Un jour, un train, une photo… Ou, à défaut, une envie de photo… Qui n’a pas déjà éprouvé, ne serait-ce qu’une fois dans sa vie de ferroviphile, le sentiment d’être l’heureux témoin oculaire d’un instant de la scène ferroviaire qu’il aurait aimé voir immortalisé ?
L’étrange alchimie qui va sublimer le simple instantané d’un paysage soudain traversé par un train en une ambiance absolument unique, obéit sans doute aux lois du hasard. Pourtant, le photographe ferroviaire passionné et confirmé ne laisse généralement rien à ce dernier. Il a préalablement repéré les bons « spots », leur meilleure période d’éclairement, et il a bien sûr récupéré les horaires de passage des circulations qu’il espère pouvoir « shooter ». Souvent, dès son arrivée sur les lieux – qui a pu d’ailleurs nécessiter un peu de crapahutage –, sa journée commence par l’exécution du même rituel: armé d’un sécateur, il va élaguer, autour de son périmètre, les herbes et branchages qui pourraient entraver son action. Puis commence pour lui la longue et silencieuse attente… Mais, parfois, les choses peuvent aussi se précipiter. En cabine, il nous arrive de temps à autre d’observer des photographes qui veulent traquer un même train à plusieurs endroits, sautant dans leur voiture dès le cliché « dans la boîte » pour rattraper ledit train et le devancer de quelques instants à l’endroit suivant. C’est ainsi qu’au détour d’une courbe, de bon matin, on découvre une première fois l’un d’eux, perché sur un grand escabeau.

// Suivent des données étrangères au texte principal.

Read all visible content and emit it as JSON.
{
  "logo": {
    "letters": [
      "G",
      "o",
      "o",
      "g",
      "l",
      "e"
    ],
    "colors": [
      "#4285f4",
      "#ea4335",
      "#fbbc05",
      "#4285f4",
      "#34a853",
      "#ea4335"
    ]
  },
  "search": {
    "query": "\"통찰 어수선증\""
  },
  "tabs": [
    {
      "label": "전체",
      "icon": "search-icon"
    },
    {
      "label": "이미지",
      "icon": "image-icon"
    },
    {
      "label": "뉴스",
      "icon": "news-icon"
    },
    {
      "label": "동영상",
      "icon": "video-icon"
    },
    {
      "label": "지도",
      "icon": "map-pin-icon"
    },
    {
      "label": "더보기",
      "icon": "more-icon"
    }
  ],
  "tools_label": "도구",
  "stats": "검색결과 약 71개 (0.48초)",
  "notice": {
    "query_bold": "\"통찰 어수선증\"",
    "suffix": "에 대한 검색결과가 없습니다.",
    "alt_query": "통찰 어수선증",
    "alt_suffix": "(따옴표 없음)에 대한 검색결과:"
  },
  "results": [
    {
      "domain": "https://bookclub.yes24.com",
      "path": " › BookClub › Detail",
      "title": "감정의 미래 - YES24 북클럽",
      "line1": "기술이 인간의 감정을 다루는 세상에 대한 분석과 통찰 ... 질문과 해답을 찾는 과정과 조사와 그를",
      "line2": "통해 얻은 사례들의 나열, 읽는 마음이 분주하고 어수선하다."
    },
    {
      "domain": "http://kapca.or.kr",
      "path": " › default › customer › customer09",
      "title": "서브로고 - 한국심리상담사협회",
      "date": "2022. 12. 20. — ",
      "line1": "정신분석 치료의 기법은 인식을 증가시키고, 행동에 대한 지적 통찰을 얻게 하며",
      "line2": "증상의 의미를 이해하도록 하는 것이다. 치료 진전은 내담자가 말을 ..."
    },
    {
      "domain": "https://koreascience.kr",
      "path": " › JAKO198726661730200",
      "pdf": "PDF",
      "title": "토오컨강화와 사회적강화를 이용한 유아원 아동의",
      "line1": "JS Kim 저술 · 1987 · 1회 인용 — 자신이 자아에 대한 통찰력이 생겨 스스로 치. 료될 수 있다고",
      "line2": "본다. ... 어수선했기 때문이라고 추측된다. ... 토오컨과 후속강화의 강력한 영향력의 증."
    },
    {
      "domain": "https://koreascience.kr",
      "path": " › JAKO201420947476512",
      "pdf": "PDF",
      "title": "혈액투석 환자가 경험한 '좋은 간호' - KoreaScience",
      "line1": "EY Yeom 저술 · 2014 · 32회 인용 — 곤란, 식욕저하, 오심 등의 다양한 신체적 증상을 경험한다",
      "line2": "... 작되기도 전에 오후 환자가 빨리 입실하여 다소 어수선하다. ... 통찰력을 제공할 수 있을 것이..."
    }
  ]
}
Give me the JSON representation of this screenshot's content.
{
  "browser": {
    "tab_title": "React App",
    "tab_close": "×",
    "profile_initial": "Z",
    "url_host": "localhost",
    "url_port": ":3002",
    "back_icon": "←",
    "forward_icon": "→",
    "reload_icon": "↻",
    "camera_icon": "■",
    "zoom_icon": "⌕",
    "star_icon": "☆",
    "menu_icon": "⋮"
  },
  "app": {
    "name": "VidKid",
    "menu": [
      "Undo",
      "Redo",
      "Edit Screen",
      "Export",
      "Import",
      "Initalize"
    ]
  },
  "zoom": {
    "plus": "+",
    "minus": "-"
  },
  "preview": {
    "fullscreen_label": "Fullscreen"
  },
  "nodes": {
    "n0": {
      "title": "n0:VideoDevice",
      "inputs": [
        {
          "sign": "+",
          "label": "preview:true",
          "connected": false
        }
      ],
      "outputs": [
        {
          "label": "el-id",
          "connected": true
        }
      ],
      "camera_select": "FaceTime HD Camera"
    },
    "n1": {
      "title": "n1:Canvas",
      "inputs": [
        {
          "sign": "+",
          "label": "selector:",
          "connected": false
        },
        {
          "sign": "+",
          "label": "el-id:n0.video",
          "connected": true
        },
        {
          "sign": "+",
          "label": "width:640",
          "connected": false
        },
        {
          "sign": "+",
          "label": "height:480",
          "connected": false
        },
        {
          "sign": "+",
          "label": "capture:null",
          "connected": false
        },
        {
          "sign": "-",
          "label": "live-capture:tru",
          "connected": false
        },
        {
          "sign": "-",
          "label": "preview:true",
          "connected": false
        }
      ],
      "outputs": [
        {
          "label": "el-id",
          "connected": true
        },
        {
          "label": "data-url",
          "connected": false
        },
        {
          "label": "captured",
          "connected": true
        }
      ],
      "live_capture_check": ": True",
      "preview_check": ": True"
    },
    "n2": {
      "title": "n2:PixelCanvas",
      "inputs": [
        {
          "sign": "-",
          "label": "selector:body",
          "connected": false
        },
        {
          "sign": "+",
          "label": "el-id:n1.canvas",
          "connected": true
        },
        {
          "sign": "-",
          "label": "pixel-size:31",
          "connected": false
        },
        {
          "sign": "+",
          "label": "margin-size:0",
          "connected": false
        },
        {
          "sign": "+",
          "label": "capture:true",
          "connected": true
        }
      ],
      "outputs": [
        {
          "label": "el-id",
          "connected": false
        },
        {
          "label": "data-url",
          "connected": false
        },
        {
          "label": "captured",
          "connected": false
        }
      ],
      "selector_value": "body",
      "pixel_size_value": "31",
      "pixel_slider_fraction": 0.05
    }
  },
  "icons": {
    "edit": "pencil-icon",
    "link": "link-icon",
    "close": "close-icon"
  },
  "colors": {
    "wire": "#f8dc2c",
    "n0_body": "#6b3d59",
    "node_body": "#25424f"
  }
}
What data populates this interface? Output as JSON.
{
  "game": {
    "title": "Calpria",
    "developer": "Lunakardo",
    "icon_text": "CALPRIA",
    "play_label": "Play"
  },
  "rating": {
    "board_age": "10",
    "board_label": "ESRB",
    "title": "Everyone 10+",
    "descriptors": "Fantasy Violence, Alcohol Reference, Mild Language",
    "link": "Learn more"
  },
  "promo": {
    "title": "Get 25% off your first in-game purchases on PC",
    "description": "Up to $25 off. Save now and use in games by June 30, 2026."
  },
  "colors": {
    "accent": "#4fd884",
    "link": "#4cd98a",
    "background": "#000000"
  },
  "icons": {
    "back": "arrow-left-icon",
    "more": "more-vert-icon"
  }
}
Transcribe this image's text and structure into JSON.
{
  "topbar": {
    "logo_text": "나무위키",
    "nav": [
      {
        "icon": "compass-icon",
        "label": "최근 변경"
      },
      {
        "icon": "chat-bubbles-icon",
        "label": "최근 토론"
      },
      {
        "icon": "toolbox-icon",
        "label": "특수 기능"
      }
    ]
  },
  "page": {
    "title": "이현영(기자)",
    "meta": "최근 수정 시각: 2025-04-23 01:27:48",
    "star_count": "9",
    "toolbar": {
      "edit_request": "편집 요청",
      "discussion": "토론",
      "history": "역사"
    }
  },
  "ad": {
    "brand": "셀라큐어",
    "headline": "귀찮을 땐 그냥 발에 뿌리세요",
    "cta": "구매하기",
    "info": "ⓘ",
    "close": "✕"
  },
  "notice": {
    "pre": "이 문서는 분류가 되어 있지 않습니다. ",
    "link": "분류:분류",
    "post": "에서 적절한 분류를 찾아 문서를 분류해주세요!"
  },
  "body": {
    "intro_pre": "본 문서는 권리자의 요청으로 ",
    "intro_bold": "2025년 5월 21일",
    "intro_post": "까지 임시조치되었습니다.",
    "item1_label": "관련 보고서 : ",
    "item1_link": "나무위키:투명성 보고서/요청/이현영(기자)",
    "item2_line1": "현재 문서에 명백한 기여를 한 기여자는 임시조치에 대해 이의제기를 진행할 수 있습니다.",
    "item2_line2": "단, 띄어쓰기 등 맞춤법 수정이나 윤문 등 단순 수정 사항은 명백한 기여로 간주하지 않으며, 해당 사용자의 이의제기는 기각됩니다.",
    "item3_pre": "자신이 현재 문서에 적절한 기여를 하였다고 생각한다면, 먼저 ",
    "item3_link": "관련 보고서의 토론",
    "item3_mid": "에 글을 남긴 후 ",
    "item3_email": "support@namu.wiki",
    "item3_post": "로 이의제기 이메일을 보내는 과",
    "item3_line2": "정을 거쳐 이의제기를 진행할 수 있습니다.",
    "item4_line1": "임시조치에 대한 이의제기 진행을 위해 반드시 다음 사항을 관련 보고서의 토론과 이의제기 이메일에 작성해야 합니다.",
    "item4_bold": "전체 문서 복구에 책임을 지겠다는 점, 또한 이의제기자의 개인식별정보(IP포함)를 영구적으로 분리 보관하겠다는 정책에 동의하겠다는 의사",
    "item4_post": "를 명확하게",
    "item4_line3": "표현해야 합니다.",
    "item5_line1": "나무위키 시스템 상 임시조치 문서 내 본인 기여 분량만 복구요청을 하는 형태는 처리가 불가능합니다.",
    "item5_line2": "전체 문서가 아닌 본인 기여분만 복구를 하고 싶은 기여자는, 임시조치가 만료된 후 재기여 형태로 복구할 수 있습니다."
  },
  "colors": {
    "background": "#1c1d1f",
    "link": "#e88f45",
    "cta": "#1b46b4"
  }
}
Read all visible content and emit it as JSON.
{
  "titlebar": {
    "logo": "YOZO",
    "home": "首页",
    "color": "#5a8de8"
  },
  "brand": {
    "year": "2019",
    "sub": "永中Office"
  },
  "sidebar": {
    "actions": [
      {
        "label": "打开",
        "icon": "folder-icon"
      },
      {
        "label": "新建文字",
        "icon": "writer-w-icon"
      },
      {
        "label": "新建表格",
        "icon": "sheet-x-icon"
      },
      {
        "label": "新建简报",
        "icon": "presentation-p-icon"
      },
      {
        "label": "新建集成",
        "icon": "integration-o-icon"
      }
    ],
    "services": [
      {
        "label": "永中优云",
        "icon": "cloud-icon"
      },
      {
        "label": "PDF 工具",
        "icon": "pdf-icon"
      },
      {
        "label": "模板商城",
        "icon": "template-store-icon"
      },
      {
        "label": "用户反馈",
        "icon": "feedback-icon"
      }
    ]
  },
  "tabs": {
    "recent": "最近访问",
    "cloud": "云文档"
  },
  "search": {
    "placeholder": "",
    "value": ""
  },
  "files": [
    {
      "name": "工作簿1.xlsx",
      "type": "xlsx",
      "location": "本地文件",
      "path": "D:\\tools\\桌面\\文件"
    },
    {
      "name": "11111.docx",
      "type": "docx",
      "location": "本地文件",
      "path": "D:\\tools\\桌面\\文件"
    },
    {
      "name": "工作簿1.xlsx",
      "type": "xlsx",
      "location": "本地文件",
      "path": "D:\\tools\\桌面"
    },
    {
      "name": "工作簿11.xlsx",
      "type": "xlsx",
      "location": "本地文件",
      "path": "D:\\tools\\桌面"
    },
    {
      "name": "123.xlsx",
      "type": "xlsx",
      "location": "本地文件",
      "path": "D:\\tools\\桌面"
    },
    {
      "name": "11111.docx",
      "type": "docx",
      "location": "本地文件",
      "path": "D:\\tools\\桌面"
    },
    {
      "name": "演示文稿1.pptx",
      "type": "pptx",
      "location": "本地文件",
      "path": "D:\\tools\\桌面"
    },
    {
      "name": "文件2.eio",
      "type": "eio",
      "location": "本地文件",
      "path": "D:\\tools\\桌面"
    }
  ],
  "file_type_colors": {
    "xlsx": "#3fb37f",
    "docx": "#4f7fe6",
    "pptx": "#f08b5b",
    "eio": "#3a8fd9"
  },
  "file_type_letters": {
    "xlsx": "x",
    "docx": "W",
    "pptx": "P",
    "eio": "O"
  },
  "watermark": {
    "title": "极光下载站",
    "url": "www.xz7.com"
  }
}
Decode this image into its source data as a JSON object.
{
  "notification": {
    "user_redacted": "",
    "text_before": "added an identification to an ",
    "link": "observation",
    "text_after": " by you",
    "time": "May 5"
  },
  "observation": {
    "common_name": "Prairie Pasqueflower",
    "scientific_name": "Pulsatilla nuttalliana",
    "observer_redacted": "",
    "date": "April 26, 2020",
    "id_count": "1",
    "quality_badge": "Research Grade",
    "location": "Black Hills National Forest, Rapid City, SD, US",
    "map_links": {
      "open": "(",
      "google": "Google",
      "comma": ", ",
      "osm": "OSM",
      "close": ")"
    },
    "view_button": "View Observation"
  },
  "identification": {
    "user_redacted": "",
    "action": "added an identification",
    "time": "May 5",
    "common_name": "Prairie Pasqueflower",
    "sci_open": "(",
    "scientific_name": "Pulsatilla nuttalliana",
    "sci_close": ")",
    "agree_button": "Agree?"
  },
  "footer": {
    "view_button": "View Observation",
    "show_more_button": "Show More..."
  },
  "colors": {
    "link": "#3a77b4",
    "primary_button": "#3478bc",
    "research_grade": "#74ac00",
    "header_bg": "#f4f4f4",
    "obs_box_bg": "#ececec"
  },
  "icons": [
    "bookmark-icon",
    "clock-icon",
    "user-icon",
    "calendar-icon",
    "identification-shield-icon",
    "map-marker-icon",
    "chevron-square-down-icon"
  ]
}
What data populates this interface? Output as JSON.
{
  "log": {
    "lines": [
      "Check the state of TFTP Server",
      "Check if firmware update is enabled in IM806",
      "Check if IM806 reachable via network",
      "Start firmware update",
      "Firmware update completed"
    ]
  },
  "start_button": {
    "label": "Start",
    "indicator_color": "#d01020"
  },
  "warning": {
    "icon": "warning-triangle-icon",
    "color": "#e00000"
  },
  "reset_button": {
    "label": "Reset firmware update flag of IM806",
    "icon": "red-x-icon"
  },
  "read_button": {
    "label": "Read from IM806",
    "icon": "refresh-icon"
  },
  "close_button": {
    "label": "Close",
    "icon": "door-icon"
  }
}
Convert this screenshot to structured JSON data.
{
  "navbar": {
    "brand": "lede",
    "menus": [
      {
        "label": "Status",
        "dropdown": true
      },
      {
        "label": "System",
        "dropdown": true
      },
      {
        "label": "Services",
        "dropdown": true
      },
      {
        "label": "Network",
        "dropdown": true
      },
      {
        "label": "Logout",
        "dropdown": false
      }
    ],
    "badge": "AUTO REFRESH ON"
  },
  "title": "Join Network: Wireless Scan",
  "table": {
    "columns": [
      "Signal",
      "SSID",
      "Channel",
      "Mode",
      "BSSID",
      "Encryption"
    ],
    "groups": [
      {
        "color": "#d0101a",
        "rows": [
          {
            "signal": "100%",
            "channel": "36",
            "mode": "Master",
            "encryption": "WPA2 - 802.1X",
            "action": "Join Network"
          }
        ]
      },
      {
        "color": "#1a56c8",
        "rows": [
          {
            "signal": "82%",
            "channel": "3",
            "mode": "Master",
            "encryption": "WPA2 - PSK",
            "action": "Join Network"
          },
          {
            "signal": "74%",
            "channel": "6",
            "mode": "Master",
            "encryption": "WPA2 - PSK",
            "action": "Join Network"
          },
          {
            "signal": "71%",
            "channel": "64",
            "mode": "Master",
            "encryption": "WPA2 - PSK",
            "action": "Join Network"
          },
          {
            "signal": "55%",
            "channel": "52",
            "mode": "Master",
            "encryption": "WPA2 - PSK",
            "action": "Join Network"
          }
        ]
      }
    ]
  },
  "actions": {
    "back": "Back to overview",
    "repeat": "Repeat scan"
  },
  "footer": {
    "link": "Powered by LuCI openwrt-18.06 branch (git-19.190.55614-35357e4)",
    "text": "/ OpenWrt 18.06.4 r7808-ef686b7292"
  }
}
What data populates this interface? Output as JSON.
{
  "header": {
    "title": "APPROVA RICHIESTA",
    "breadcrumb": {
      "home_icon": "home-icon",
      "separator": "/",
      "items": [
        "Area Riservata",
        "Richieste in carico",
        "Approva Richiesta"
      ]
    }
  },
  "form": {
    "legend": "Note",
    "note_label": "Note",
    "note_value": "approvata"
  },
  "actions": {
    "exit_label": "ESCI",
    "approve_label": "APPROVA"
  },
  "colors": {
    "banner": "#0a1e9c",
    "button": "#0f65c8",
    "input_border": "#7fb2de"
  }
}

Une dizaine de kilomètres plus loin, après passage sous un petit pont, revoilà le même photographe, toujours perché sur le même escabeau. Dans un tel paysage et sous cette incroyable lumière matinale, sa photo a dû être magnifique… Encore une dizaine de kilomètres plus loin, et nous le surprenons à nouveau, cette fois dans une verte prairie, en bordure de la voie ferrée. Mais là, il court éperdument à notre rencontre, entravé par le trop lourd escabeau qu’il doit porter. Trop tard pour tranquillement se poser, cadrer, et déclencher! La vie de photographe ferroviaire n’est pas toujours de tout repos…
C’est pourquoi, dans ce numéro 300, Rail Passion a voulu mettre à l’honneur ses collaborateurs qui prennent des photos. En leur demandant de choisir l’une des leurs qui leur tiendrait particulièrement à cœur. Ce n’est pas forcément la plus belle de leur collection, mais l’une de celles qui leur parlent le plus. Et ils nous disent pour quelle raison…
À mon humble avis, il y a dans toute l’atmosphère ferroviaire une attraction permanente quasi magique que seuls les photographes, les peintres et les poètes ferroviphiles peuvent identifier au mieux sa vraie nature incomparable.
Descendez au long de la voie ferrée chers/chères photographes ferroviaires! Comme vous le savez bien, cela vaut toujours la peine, même si vous ne voyez pas de train, de vous rendre au bord des rails. Vous pouvez constamment profiter du réconfort spirituel, du calme absolu, de la brise rafraîchissante (ou glaciale) et de votre espoir éternel d’entendre un klaxon d’un train lointain. Quelle super ambiance! Train ou pas train, ça fait sûrement du bien d’attendre, de réfléchir, de redimensionner la photo qu’on aimerait prendre.